4. Bypass the Freezer Section
Sure, they’re convenient, but frozen snacks like saucy, boneless chicken wings, mini pizza bagels, chain-restaurant appetizers and cheesy microwaveable pockets are all jam-packed with salt. We know they’re convenient, but take a Sunday afternoon and make your own pizza bagels with low-sodium tomato sauce, then freeze them for a rainy day. It’ll take less than an hour, and you’ll always have a healthy-ish option on hand when you feel like snacking.
5. DIY It
The best way to curb and control your salt intake? Always make your meals yourself so you know exactly what and how much of it is in what you’re eating—just remember to resist any heavy-handed action when seasoning your food. Which brings us to those snack suggestions…
1. Roasted Edamame
Arguably the best part of going out for sushi is the salty edamame appetizer. Roast these yourself at home and cut the sodium way down for a healthy snack.
2. Oven-Dried Tomatoes
Like sun-dried but better, this recipe calls for literally no salt whatsoever. Bake them to crispy perfection, toss with a little olive oil and some fresh herbs, and call it a snack.

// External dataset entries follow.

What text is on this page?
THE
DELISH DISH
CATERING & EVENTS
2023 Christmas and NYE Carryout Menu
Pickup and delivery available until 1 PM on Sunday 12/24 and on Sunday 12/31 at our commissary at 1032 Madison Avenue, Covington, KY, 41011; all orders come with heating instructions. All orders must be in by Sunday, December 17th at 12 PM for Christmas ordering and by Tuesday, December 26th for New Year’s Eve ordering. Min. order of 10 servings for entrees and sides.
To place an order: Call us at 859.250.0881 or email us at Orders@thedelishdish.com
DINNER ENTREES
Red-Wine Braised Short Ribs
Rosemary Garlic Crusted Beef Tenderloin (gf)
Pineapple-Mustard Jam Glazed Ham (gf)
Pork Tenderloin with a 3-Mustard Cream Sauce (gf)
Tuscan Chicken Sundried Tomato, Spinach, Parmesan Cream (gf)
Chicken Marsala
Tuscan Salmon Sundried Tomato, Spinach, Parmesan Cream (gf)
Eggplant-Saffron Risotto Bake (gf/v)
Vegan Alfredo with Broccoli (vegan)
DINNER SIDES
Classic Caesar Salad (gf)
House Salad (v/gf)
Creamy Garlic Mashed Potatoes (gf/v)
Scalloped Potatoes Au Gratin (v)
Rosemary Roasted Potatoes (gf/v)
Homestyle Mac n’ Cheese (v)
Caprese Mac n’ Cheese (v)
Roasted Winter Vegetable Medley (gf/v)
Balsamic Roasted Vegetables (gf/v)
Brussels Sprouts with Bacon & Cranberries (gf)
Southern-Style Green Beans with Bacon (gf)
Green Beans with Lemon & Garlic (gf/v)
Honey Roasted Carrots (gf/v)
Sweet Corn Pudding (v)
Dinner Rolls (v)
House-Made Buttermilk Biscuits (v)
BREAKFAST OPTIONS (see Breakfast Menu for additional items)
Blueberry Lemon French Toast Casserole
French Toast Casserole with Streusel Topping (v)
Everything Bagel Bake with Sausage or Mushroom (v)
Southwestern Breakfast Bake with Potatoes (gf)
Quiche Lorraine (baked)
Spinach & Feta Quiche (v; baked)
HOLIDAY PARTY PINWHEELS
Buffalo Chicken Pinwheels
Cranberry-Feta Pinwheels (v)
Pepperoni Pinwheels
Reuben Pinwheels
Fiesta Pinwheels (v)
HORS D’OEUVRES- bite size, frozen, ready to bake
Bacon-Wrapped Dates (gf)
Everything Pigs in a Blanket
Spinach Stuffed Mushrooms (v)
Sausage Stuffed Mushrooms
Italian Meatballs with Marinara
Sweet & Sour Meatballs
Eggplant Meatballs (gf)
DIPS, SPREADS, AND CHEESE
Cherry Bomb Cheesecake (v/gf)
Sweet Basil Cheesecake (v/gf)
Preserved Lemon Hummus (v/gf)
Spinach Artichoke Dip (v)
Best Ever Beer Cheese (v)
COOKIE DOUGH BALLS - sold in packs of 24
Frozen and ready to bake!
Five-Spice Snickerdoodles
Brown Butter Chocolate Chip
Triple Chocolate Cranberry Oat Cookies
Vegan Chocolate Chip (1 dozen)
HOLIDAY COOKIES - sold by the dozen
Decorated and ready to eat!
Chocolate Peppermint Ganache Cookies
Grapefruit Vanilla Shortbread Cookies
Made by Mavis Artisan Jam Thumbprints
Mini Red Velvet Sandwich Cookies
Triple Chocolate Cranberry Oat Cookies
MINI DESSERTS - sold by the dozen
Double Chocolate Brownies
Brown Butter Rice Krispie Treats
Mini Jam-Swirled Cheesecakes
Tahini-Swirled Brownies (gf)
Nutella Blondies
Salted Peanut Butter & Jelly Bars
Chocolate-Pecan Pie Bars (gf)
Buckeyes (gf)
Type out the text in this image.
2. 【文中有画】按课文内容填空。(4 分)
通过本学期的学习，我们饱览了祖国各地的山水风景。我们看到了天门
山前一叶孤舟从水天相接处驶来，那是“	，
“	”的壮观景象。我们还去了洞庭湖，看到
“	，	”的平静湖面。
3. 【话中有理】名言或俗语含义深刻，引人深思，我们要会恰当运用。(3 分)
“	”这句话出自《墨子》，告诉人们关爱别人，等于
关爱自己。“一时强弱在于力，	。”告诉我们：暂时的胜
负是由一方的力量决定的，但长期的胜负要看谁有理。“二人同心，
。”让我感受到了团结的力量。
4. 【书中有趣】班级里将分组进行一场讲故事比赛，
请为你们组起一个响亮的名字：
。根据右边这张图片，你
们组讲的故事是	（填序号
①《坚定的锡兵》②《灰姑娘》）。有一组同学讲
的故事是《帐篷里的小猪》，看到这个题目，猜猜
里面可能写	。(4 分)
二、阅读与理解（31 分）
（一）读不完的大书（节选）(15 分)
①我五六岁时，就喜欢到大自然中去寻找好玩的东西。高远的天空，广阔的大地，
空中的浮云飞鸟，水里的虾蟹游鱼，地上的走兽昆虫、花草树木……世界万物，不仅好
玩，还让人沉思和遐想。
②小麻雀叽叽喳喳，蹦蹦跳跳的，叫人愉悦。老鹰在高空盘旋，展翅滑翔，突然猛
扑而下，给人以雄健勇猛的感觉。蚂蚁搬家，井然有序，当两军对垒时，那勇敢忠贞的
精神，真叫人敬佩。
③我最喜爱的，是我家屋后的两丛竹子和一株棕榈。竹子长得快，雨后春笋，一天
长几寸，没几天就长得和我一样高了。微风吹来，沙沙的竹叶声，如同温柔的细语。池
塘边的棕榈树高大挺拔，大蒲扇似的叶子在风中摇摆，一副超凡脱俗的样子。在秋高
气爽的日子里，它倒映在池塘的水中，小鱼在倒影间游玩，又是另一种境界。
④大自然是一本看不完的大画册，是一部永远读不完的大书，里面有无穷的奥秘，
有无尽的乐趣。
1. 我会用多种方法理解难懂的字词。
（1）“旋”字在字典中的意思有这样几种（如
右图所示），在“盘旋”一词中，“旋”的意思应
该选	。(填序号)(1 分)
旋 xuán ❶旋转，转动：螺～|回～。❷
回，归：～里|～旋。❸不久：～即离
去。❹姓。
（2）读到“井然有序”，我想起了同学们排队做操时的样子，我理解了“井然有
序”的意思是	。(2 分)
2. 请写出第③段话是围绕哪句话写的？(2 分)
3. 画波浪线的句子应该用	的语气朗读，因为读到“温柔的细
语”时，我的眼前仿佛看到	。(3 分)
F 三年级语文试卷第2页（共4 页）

3. Roasted Poblano and Corn Guacamole
There are so many flavors in this spicy, healthy guac that you won’t even need to add salt to make it delicious.
4. Easy Zucchini Chips
A bag of standard potato chips is one of the saltiest, most addictive snacks in the game. Roast up thin slices of healthier vegetables yourself and indulge in “chips” without the guilt.
5. Falafel Patties
Instead of deep-frying these herbed and spiced chickpea fritters and covering them with salt, we recommend lightly dusting them with salt while they gently sauté in a pan.
6. Buffalo Chicken Meatballs
Like wings without the mess, these buffalo chicken meatballs are freezer-friendly and the recipe calls for only one teaspoon of salt for eight servings.
7. Sweet Potato Crostini
For when you’re feeling fancy but still healthy, these pretty little bites swap out bread for sweet potatoes and barely need any salt with all that salmon-cranberry-almond action.
8. ‘Fruicuterie’ Board
We swapped out all the overly salted cured meats for sweet and tangy fruits but kept the cheese in this aptly named “fruicuterie” board. Win, win.
9. Healthy Grab-and-Go Snack Jars
Entirely customizable and ready for action, these jars are packed with fresh slices of your favorite fruits or vegetables, plus a bit of nut butter or hummus.
10. Blueberry Coconut Energy Bites
Coterie member Maria Lichty whips up these sweet and vegan-friendly bites without a shake of salt added.
11. Beet Hummus
The only thing better than hummus? Pink hummus that barely needs any salt at all. Slice up some veggies to serve alongside this showstopper.
12. Apple, Beet, Carrot and Kale Salad
Five simple ingredients—plus an orange Dijon dressing—and not one of them is salt.